It was called the Qhapaq Ñan, or “road of power.” We know it as the Great Inka Road, a highway that was—and in many ways still is—the connective tissue linking communities; allowing exchange of resources, customs, and beliefs; and providing a way for people to communicate and connect. It empowered the Inka to control an enormous empire comprising parts of present-day Peru, Bolivia, Ecuador, Colombia, Argentina, and Chile as it ran north to south for thousands of miles along the spine of the Andes.
The National Museum of the American Indian’s “The Great Inka Road: Engineering an Empire” exhibition explores the origins of this stupendous engineering achievement, illuminating techniques used more than 500 years ago and still viable today. It celebrates this legacy as it also reveals the vibrant cultures of the indigenous peoples living in the Andean mountains and valleys, rain forests, and coastal deserts transected by the Inka Road.
Several years of research in the Andes were dedicated to creating the exhibition.
Archaeologist and lead curator Ramiro Matos explored the region’s traditions and cultures, documenting oral histories and contemporary life in areas once part of the Inka Empire.
Dr. Matos says the Inka Road still contributes to the region’s cultural continuity. “There are people living in the same villages, planting and consuming the same foods like potatoes and corn, quinoa, and beans; and still using llamas and alpacas.” In the pre-Columbian world, the roads tethered the Empire’s four provinces or suyus to the capital city, Cusco. “The roads were the cornerstone of the Inka organization. Without them, perhaps there would have been no Inka Empire.”
The road actually began in the first millennium B.C., Dr. Matos says, “as a way to move goods throughout the Andean region, from the mountains to the valleys.” This is the beginning of several stories told in the “Great Inka Road” exhibition. They include the masterful way the Inka built a vast empire, and the epochal changes in theOld World that began when the Spanish conquerors brought back the Inka’s gold and silver along with potatoes, corn, and tomatoes.
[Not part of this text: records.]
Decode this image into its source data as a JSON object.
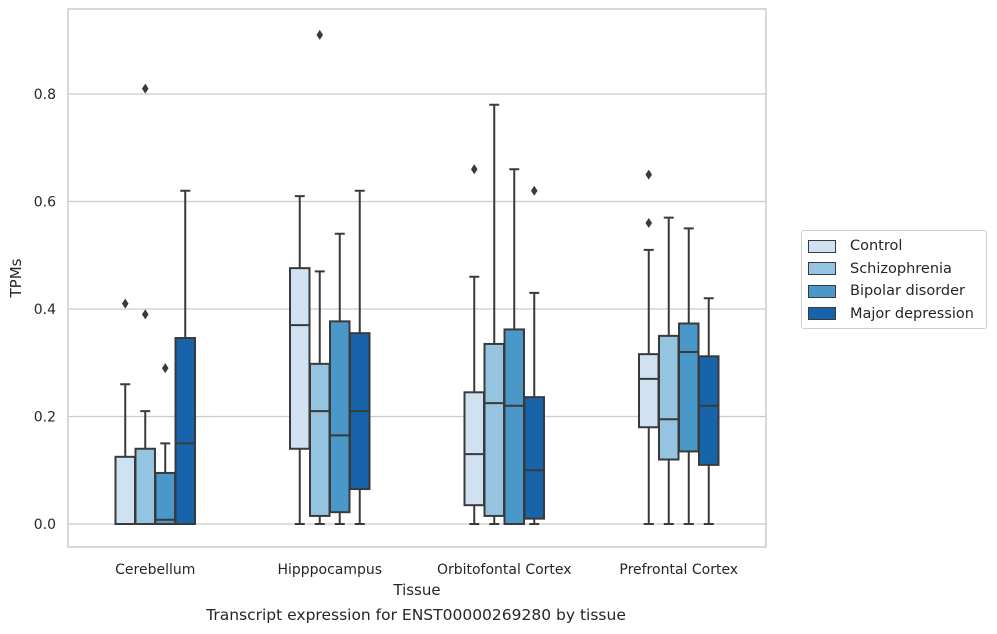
{
  "chart_data": {
    "type": "box",
    "title": "Transcript expression for ENST00000269280 by tissue",
    "xlabel": "Tissue",
    "ylabel": "TPMs",
    "ylim": [
      -0.044,
      0.955
    ],
    "yticks": [
      "0.0",
      "0.2",
      "0.4",
      "0.6",
      "0.8"
    ],
    "ytick_values": [
      0.0,
      0.2,
      0.4,
      0.6,
      0.8
    ],
    "grid": "horizontal",
    "legend_position": "right",
    "categories": [
      "Cerebellum",
      "Hipppocampus",
      "Orbitofontal Cortex",
      "Prefrontal Cortex"
    ],
    "series": [
      {
        "name": "Control",
        "color": "#d0e1f2",
        "boxes": [
          {
            "whisker_low": 0.0,
            "q1": 0.0,
            "median": 0.0,
            "q3": 0.125,
            "whisker_high": 0.26,
            "outliers": [
              0.41
            ]
          },
          {
            "whisker_low": 0.0,
            "q1": 0.14,
            "median": 0.37,
            "q3": 0.476,
            "whisker_high": 0.61,
            "outliers": []
          },
          {
            "whisker_low": 0.0,
            "q1": 0.035,
            "median": 0.13,
            "q3": 0.245,
            "whisker_high": 0.46,
            "outliers": [
              0.66
            ]
          },
          {
            "whisker_low": 0.0,
            "q1": 0.18,
            "median": 0.27,
            "q3": 0.316,
            "whisker_high": 0.51,
            "outliers": [
              0.56,
              0.65
            ]
          }
        ]
      },
      {
        "name": "Schizophrenia",
        "color": "#94c4df",
        "boxes": [
          {
            "whisker_low": 0.0,
            "q1": 0.0,
            "median": 0.0,
            "q3": 0.14,
            "whisker_high": 0.21,
            "outliers": [
              0.39,
              0.81
            ]
          },
          {
            "whisker_low": 0.0,
            "q1": 0.015,
            "median": 0.21,
            "q3": 0.298,
            "whisker_high": 0.47,
            "outliers": [
              0.91
            ]
          },
          {
            "whisker_low": 0.0,
            "q1": 0.015,
            "median": 0.225,
            "q3": 0.335,
            "whisker_high": 0.78,
            "outliers": []
          },
          {
            "whisker_low": 0.0,
            "q1": 0.12,
            "median": 0.195,
            "q3": 0.35,
            "whisker_high": 0.57,
            "outliers": []
          }
        ]
      },
      {
        "name": "Bipolar disorder",
        "color": "#4a98c9",
        "boxes": [
          {
            "whisker_low": 0.0,
            "q1": 0.0,
            "median": 0.008,
            "q3": 0.095,
            "whisker_high": 0.15,
            "outliers": [
              0.29
            ]
          },
          {
            "whisker_low": 0.0,
            "q1": 0.022,
            "median": 0.165,
            "q3": 0.377,
            "whisker_high": 0.54,
            "outliers": []
          },
          {
            "whisker_low": 0.0,
            "q1": 0.0,
            "median": 0.22,
            "q3": 0.362,
            "whisker_high": 0.66,
            "outliers": []
          },
          {
            "whisker_low": 0.0,
            "q1": 0.135,
            "median": 0.32,
            "q3": 0.373,
            "whisker_high": 0.55,
            "outliers": []
          }
        ]
      },
      {
        "name": "Major depression",
        "color": "#1764ab",
        "boxes": [
          {
            "whisker_low": 0.0,
            "q1": 0.0,
            "median": 0.15,
            "q3": 0.346,
            "whisker_high": 0.62,
            "outliers": []
          },
          {
            "whisker_low": 0.0,
            "q1": 0.065,
            "median": 0.21,
            "q3": 0.355,
            "whisker_high": 0.62,
            "outliers": []
          },
          {
            "whisker_low": 0.0,
            "q1": 0.01,
            "median": 0.1,
            "q3": 0.236,
            "whisker_high": 0.43,
            "outliers": [
              0.62
            ]
          },
          {
            "whisker_low": 0.0,
            "q1": 0.11,
            "median": 0.22,
            "q3": 0.312,
            "whisker_high": 0.42,
            "outliers": []
          }
        ]
      }
    ]
  }
}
The exhibition’s key story is about engineering and how the Inka’s techniques are providing lessons in sustainability to engineers today, from how a mountaintop fortress like Machu Picchu was stabilized to rope suspension bridges that endured as stone bridges crumbled.
Visitors will be able to take a virtual tour of Cusco at the height of the Inka Empire, courtesy of a state-of-the-art 3-D reconstructed model of the city. They can play an interactive game involving chaskis, the Inka relay runners who carried messages throughout the region. Or they can learn from another interactive display why the Inka’s cosmology included constellations in the dark spaces between the stars in the Milky Way.
Inka culture, history, and tradition are also a focus of this year’s Smithsonian Folklife Festival, which has Peru as its theme. The festival opens on June 24, two days before the exhibition, and features the creation of a 2/3-scale model of a suspension rope bridge that a Peruvian community has kept in repair for 500 years. The community’s current bridge master and several helpers will create it during the festival’s 10-day run. When it’s complete, a section will be displayed above the exhibition. The stories and lessons of the Inka Road are ongoing, says Dr. Matos. “For many people, it’s still a living road, one that links the present with the past,” and—as we continue to learn—with the future.